Meu caro e dileto leitor, recentemente verificamos a supressão do importante dispositivo, o §2º, art. 15 da Resolução CFM nº 2323/2022 que estabelecia a vedação ética “ao médico realizar perícia médica na presença de assistente técnico não médico. Nesse caso, o médico perito deve suspender a perícia e informar imediatamente o seu impedimento”, por determinação judicial (autos processuais 1066245-58.2021.4.01.3400).
Entendo que a decisão judicial deva ser aplaudida, por um principal motivo: no sentido de retirarmos o foco meramente da seara ética, mas para enfrentarmos o tema sob o enfoque exclusivamente legal. Não compete ao médico este papel, mas sim ao judiciário.
Isto mesmo, o judiciário costumeiramente tem aceitado a nomeação de peritos não médicos para realizar perícias de escopo médico, assim como tem tido leniência na participação de assistentes técnicos não médicos praticando atos estranhos ao seu mister.

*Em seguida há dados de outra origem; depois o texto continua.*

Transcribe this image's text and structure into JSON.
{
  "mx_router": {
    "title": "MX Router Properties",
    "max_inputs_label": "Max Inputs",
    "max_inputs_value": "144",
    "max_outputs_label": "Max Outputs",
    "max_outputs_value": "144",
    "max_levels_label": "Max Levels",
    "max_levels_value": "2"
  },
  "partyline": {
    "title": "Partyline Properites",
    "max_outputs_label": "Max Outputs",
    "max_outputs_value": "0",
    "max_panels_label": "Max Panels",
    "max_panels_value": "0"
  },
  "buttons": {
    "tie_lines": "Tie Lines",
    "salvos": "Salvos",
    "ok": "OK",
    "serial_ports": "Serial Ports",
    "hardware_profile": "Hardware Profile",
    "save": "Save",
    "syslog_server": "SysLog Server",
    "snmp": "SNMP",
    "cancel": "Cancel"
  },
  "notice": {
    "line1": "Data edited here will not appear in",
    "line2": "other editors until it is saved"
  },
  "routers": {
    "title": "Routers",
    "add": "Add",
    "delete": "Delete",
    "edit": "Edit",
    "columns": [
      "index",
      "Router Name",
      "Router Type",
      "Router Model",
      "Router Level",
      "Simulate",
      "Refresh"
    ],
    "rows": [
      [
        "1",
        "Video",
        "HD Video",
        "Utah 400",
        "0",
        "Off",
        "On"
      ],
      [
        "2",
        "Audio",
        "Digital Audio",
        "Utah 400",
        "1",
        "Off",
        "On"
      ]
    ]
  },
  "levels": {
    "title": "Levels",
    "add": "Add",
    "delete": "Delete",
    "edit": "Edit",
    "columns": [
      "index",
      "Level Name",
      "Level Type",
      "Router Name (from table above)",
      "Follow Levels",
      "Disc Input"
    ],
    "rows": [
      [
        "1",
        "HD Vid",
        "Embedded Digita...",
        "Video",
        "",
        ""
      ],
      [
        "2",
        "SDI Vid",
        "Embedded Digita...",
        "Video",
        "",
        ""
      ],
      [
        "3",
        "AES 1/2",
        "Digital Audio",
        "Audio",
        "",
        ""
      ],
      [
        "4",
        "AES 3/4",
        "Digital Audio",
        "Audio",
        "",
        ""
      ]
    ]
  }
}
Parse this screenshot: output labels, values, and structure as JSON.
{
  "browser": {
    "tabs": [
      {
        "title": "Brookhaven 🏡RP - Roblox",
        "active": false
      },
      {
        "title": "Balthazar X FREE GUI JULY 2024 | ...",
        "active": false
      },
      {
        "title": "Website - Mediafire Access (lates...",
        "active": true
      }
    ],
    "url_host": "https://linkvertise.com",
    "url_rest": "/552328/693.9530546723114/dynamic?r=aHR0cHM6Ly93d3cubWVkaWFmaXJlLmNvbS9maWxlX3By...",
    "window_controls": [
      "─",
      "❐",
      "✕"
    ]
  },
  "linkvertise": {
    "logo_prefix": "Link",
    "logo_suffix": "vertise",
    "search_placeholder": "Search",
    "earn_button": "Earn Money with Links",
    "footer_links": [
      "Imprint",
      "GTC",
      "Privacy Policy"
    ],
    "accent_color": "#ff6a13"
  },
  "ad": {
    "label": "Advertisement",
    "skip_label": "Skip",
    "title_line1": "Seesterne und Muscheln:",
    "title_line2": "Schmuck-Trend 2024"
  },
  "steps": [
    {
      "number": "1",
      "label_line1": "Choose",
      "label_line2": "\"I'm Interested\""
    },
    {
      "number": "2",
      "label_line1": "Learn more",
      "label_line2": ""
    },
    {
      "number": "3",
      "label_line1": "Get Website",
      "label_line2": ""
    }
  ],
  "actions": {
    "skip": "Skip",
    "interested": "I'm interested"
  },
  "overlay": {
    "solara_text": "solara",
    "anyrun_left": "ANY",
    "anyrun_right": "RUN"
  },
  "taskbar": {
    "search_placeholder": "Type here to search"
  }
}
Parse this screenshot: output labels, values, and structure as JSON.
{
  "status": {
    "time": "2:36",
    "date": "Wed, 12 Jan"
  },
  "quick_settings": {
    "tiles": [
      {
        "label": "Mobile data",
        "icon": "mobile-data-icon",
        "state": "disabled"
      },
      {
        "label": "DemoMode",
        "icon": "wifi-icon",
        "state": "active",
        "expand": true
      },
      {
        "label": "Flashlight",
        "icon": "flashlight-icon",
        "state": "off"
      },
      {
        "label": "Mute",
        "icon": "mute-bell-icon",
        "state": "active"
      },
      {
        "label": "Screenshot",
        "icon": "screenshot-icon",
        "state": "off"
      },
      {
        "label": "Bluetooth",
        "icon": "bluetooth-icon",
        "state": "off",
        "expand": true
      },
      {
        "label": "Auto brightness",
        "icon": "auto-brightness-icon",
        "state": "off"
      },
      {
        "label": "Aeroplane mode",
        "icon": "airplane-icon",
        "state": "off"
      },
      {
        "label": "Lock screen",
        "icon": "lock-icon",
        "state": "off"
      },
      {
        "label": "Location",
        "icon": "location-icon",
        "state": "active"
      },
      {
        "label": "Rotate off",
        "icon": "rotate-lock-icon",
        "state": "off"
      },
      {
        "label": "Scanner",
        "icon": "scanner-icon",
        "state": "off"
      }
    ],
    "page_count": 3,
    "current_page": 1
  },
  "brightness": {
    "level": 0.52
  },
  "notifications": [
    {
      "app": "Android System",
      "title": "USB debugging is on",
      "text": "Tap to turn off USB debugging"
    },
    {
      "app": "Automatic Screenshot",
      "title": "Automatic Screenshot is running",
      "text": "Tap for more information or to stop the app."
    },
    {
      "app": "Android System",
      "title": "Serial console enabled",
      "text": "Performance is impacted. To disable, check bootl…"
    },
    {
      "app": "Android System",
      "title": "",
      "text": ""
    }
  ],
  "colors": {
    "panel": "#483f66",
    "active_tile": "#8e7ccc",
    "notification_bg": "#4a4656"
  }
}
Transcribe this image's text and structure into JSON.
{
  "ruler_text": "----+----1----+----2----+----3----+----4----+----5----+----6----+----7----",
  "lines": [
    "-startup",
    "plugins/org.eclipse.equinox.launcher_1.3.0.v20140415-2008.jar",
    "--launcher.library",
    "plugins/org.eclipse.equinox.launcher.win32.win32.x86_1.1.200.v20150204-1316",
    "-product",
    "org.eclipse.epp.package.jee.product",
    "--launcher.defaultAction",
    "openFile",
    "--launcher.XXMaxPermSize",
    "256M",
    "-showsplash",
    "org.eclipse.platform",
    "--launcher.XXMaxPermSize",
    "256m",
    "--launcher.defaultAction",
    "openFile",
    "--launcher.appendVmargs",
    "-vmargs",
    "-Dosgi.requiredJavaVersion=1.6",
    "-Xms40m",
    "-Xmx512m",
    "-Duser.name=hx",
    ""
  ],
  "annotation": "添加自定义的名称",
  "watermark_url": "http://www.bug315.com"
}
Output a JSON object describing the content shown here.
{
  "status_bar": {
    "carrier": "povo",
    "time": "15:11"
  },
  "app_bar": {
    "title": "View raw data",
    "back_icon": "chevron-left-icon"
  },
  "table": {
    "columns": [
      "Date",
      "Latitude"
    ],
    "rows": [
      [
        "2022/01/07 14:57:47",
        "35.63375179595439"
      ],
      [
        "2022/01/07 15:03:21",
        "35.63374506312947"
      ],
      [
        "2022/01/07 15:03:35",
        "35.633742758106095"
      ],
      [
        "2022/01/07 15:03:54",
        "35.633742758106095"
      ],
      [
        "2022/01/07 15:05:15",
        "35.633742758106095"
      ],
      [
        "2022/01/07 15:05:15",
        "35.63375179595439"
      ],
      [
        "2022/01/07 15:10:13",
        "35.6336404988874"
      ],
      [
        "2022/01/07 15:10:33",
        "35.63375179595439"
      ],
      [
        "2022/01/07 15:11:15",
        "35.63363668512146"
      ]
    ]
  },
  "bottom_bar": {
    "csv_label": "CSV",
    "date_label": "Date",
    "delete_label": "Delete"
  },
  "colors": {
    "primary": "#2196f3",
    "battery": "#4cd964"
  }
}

E neste sentido, laudos periciais e pareceres técnicos têm sido trazidos aos autos judiciais, incutido ao magistrado a falsa aparência de que a instrução processual está plenamente satisfeita, tornando, em tese, o processo apto para julgamento de mérito, do ponto de vista material, ao valorar este tipo de prova.
A finalidade do artigo é justamente enfrentar este tipo de situação, pois ele não entrega aos jurisdicionados a busca da verdade real.
Ademais, a sentença de mérito prolatada e fundamentada com base nestas provas periciais (supracitadas) induz em nossa sociedade a falaciosa idéia do ato jurídico perfeito: a coisa julgada material.
Compreendamos inicialmente a missão da prova pericial para o processo:
“Perícia Judicial é a prova destinada a levar ao Juiz elementos instrutórios sobre algum fato que depende de conhecimentos especiais de ordem técnica. ” (MARQUES, José Frederico)
“O juiz, tendo de julgar causas, as mais diversas e complexas, precisaria possuir conhecimentos que abrangessem praticamente todas as províncias do saber humano. Como não é sábio, nem onisciente precisa recorrer aos especialistas. ” (Vicente de Azevedo)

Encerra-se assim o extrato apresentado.